Strong industry tailwinds for wealth management
* India is adding millionaires at one of the fastest rates globally, driven by entrepreneurship, market-led wealth creation, and business exits—fueling demand for advisory, family office, estate planning, and refined products.
* Rising income, digital KYC, seamless onboarding, and SIP adoption expanded the investor base beyond HNIs, with participation from Tier-2/3 cities.
* Investors are increasingly seeking customized portfolios—including multiasset, goal-based, structured products, passive/index funds, ETFs, smart beta, and ESG—driving firms to broaden product offerings.
* Digital platforms, AI, and machine learning are transforming wealth management by improving client engagement and operational efficiency.

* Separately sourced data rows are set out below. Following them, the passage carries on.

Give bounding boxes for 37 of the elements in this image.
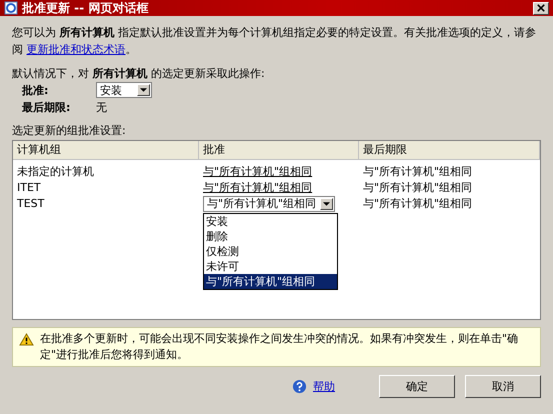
caret-icon bbox=[323, 202, 330, 206]
table-cell-text: 与"所有计算机"组相同 bbox=[362, 180, 474, 196]
dropdown-option[interactable]: 仅检测 bbox=[204, 244, 337, 259]
column-header: 最后期限 bbox=[359, 141, 540, 159]
caret-icon bbox=[140, 88, 147, 92]
approval-select[interactable]: 与"所有计算机"组相同 bbox=[203, 196, 336, 212]
dropdown-option[interactable]: 删除 bbox=[204, 229, 337, 244]
approval-link[interactable]: 与"所有计算机"组相同 bbox=[203, 165, 312, 178]
table-cell-text: ITET bbox=[16, 180, 42, 196]
approval-select[interactable]: 安装 bbox=[96, 82, 152, 98]
approval-link[interactable]: 与"所有计算机"组相同 bbox=[203, 181, 312, 194]
help-icon bbox=[292, 379, 307, 394]
browser-icon bbox=[4, 1, 18, 15]
table-cell-text: 与"所有计算机"组相同 bbox=[362, 164, 474, 180]
deadline-label: 最后期限: bbox=[22, 100, 70, 115]
warning-text: 在批准多个更新时，可能会出现不同安装操作之间发生冲突的情况。如果有冲突发生，则在单击"确定"进行批准后您将得到通知。 bbox=[40, 331, 520, 363]
column-header: 计算机组 bbox=[13, 141, 199, 159]
close-button[interactable] bbox=[533, 2, 549, 14]
column-header: 批准 bbox=[199, 141, 359, 159]
dialog-button[interactable]: 确定 bbox=[379, 375, 455, 398]
window-title: 批准更新 -- 网页对话框 bbox=[22, 0, 150, 16]
dropdown-option[interactable]: 未许可 bbox=[204, 259, 337, 274]
intro-text: 您可以为 所有计算机 指定默认批准设置并为每个计算机组指定必要的特定设置。有关批准选项的定义，请参阅 更新批准和状态术语。 bbox=[12, 25, 537, 58]
approval-label: 批准: bbox=[22, 82, 48, 98]
dialog-button[interactable]: 取消 bbox=[465, 375, 541, 398]
dropdown-option[interactable]: 安装 bbox=[204, 214, 337, 229]
default-text: 默认情况下，对 所有计算机 的选定更新采取此操作: bbox=[12, 66, 266, 82]
table-cell-text: 未指定的计算机 bbox=[16, 164, 95, 180]
deadline-value: 无 bbox=[96, 100, 107, 115]
dropdown-option[interactable]: 与"所有计算机"组相同 bbox=[204, 274, 337, 289]
table-cell-text: TEST bbox=[16, 196, 46, 212]
close-icon bbox=[537, 4, 545, 12]
help-link[interactable]: 帮助 bbox=[313, 379, 335, 394]
table-cell-text: 与"所有计算机"组相同 bbox=[362, 196, 474, 212]
help-link[interactable]: 更新批准和状态术语 bbox=[26, 43, 126, 56]
table-caption: 选定更新的组批准设置: bbox=[12, 123, 127, 138]
warning-icon bbox=[19, 333, 34, 346]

* SEBI reforms, including RIA norms, AIF regulations, disclosures, investor protection, and digital KYC, have boosted trust and formal participation, supporting long-term industry growth.
* India is expected to contribute the maximum to global financial wealth among all emerging markets (USD2t as per BCG 2026 Global Wealth report), giving visibility for the strong opportunity for wealth managers going ahead.
Valuation and view
* NUVAMA’s multi-engine model—anchored by stable annuity streams in Asset Services, cyclical but high-operating-leverage Capital Markets, and structurally compounding Wealth and Private platforms—supports a steadily improving earnings profile over FY26-28.

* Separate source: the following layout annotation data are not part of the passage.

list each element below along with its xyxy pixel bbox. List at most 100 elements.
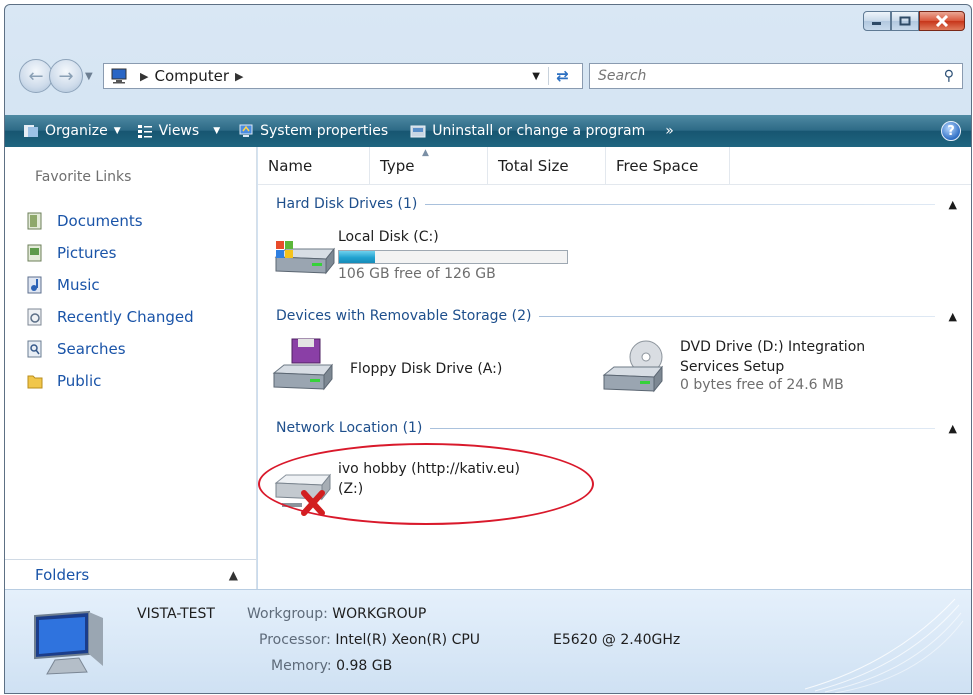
nav-link-music[interactable]: Music (27, 269, 194, 301)
recent-pages-dropdown[interactable]: ▼ (85, 71, 99, 82)
nav-link-label: Public (57, 372, 102, 390)
uninstall-program-button[interactable]: Uninstall or change a program (404, 115, 651, 147)
processor-model-value: E5620 @ 2.40GHz (553, 632, 681, 648)
collapse-group-icon[interactable]: ▲ (949, 310, 957, 323)
address-bar[interactable]: ▶ Computer ▶ ▼ ⇄ (103, 63, 583, 89)
drive-dvd-d[interactable]: DVD Drive (D:) Integration Services Setu… (600, 337, 865, 393)
navigation-pane: Favorite Links Documents Pictures Music … (5, 147, 257, 589)
column-header-free-space[interactable]: Free Space (606, 147, 730, 184)
pictures-icon (27, 244, 42, 262)
collapse-group-icon[interactable]: ▲ (949, 422, 957, 435)
decorative-swoosh (804, 598, 964, 693)
search-input[interactable] (598, 68, 944, 84)
computer-icon (111, 68, 127, 84)
system-properties-label: System properties (260, 123, 389, 139)
address-row: ← → ▼ ▶ Computer ▶ ▼ ⇄ ⚲ (19, 59, 963, 93)
breadcrumb-chevron-icon[interactable]: ▶ (235, 70, 243, 83)
system-properties-button[interactable]: System properties (232, 115, 394, 147)
group-title: Hard Disk Drives (1) (276, 196, 418, 212)
memory-label: Memory: (271, 658, 332, 674)
nav-link-documents[interactable]: Documents (27, 205, 194, 237)
forward-button[interactable]: → (49, 59, 83, 93)
computer-name: VISTA-TEST (137, 606, 215, 622)
minimize-icon (872, 22, 881, 25)
uninstall-icon (410, 125, 426, 138)
favorite-links-list: Documents Pictures Music Recently Change… (27, 205, 194, 397)
drive-free-space: 0 bytes free of 24.6 MB (680, 377, 844, 393)
address-dropdown-icon[interactable]: ▼ (532, 71, 540, 82)
views-button[interactable]: Views ▼ (131, 115, 226, 147)
group-header-hard-disk-drives[interactable]: Hard Disk Drives (1) ▲ (276, 193, 957, 215)
column-header-total-size[interactable]: Total Size (488, 147, 606, 184)
drive-local-disk-c[interactable]: Local Disk (C:) 106 GB free of 126 GB (272, 227, 568, 282)
group-title: Network Location (1) (276, 420, 423, 436)
window-caption-buttons (863, 11, 965, 31)
column-header-type[interactable]: ▲ Type (370, 147, 488, 184)
public-folder-icon (27, 375, 43, 389)
maximize-button[interactable] (891, 11, 919, 31)
system-properties-icon (239, 124, 253, 137)
dvd-drive-icon (602, 340, 664, 393)
organize-button[interactable]: Organize ▼ (17, 115, 127, 147)
workgroup-value: WORKGROUP (332, 606, 427, 622)
floppy-drive-icon (272, 338, 334, 391)
details-pane: VISTA-TEST Workgroup: WORKGROUP Processo… (5, 589, 971, 693)
nav-link-label: Documents (57, 212, 143, 230)
drive-free-space: 106 GB free of 126 GB (338, 266, 496, 282)
organize-label: Organize (45, 123, 108, 139)
toolbar-overflow-button[interactable]: » (659, 115, 680, 147)
nav-link-searches[interactable]: Searches (27, 333, 194, 365)
documents-icon (27, 212, 42, 230)
close-button[interactable] (919, 11, 965, 31)
command-toolbar: Organize ▼ Views ▼ System properties Unins… (5, 115, 971, 147)
content-pane: Name ▲ Type Total Size Free Space Hard Di… (258, 147, 971, 589)
music-icon (27, 276, 42, 294)
nav-link-pictures[interactable]: Pictures (27, 237, 194, 269)
breadcrumb-computer[interactable]: Computer (154, 67, 229, 85)
help-icon: ? (947, 123, 955, 139)
workgroup-label: Workgroup: (247, 606, 328, 622)
minimize-button[interactable] (863, 11, 891, 31)
back-button[interactable]: ← (19, 59, 53, 93)
collapse-group-icon[interactable]: ▲ (949, 198, 957, 211)
highlight-circle-annotation (258, 443, 594, 525)
nav-link-label: Searches (57, 340, 126, 358)
group-header-network-location[interactable]: Network Location (1) ▲ (276, 417, 957, 439)
sort-ascending-icon: ▲ (422, 148, 429, 158)
overflow-chevron-icon: » (665, 123, 674, 139)
column-label: Name (268, 156, 313, 175)
folders-label: Folders (35, 565, 90, 584)
column-label: Total Size (498, 156, 569, 175)
drive-name-line-1: DVD Drive (D:) Integration (680, 339, 866, 355)
hard-drive-icon (274, 241, 336, 275)
drive-name: Floppy Disk Drive (A:) (350, 361, 503, 377)
breadcrumb-chevron-icon[interactable]: ▶ (140, 70, 148, 83)
column-headers: Name ▲ Type Total Size Free Space (258, 147, 971, 185)
nav-link-label: Music (57, 276, 100, 294)
memory-value: 0.98 GB (336, 658, 393, 674)
nav-link-label: Recently Changed (57, 308, 194, 326)
drive-name-line-2: Services Setup (680, 359, 785, 375)
processor-value: Intel(R) Xeon(R) CPU (335, 632, 481, 648)
column-label: Type (380, 156, 415, 175)
search-box[interactable]: ⚲ (589, 63, 963, 89)
chevron-up-icon: ▲ (228, 567, 238, 582)
processor-label: Processor: (259, 632, 331, 648)
favorite-links-heading: Favorite Links (35, 169, 132, 185)
recently-changed-icon (27, 308, 42, 326)
column-label: Free Space (616, 156, 699, 175)
views-label: Views (158, 123, 200, 139)
group-header-removable-storage[interactable]: Devices with Removable Storage (2) ▲ (276, 305, 957, 327)
nav-link-public[interactable]: Public (27, 365, 194, 397)
folders-toggle[interactable]: Folders ▲ (5, 559, 256, 589)
column-header-name[interactable]: Name (258, 147, 370, 184)
group-title: Devices with Removable Storage (2) (276, 308, 532, 324)
close-icon (935, 15, 949, 27)
search-icon[interactable]: ⚲ (944, 68, 954, 84)
refresh-button[interactable]: ⇄ (548, 67, 576, 85)
searches-icon (27, 340, 42, 358)
nav-link-recently-changed[interactable]: Recently Changed (27, 301, 194, 333)
explorer-window: ← → ▼ ▶ Computer ▶ ▼ ⇄ ⚲ Organize▼ View (4, 4, 972, 694)
drive-floppy-a[interactable]: Floppy Disk Drive (A:) (270, 337, 502, 391)
help-button[interactable]: ? (941, 121, 961, 141)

* The shift toward higher-quality, recurring revenue (ARR, clearing, custody, advisory) and disciplined CIR across segments strengthens confidence in margin durability despite market-linked volatility. While the AMC/Alternates business remains in an investment phase, it offers meaningful optionality through AUM scale-up, private-market monetization, and the forthcoming AMC license.
* Considering the MTM impact on wealth management AUM due to volatile equity market conditions, along with a slowdown in the IE-IB business, we have cut our PAT estimates by 4% each for FY27/FY28.
* Overall, we expect NUVAMA’s revenue/PAT to post growth of 18%/19% over FY26-28. The recent regulatory changes – STT hike on F&O, leverage tightening for securities lending activities, and borrowing restriction for proprietary trading – are not expected to impact the earnings significantly. However, there may be a second-order volume impact.
* The stock is currently trading at one of the cheapest valuations in the capital market ecosystem at a P/E of 19x FY28E EPS, making it an attractive bet. We reiterate our BUY rating on the stock with a one-year (SoTP-based) TP of INR1,860, implying target FY28E P/E multiple of 24x.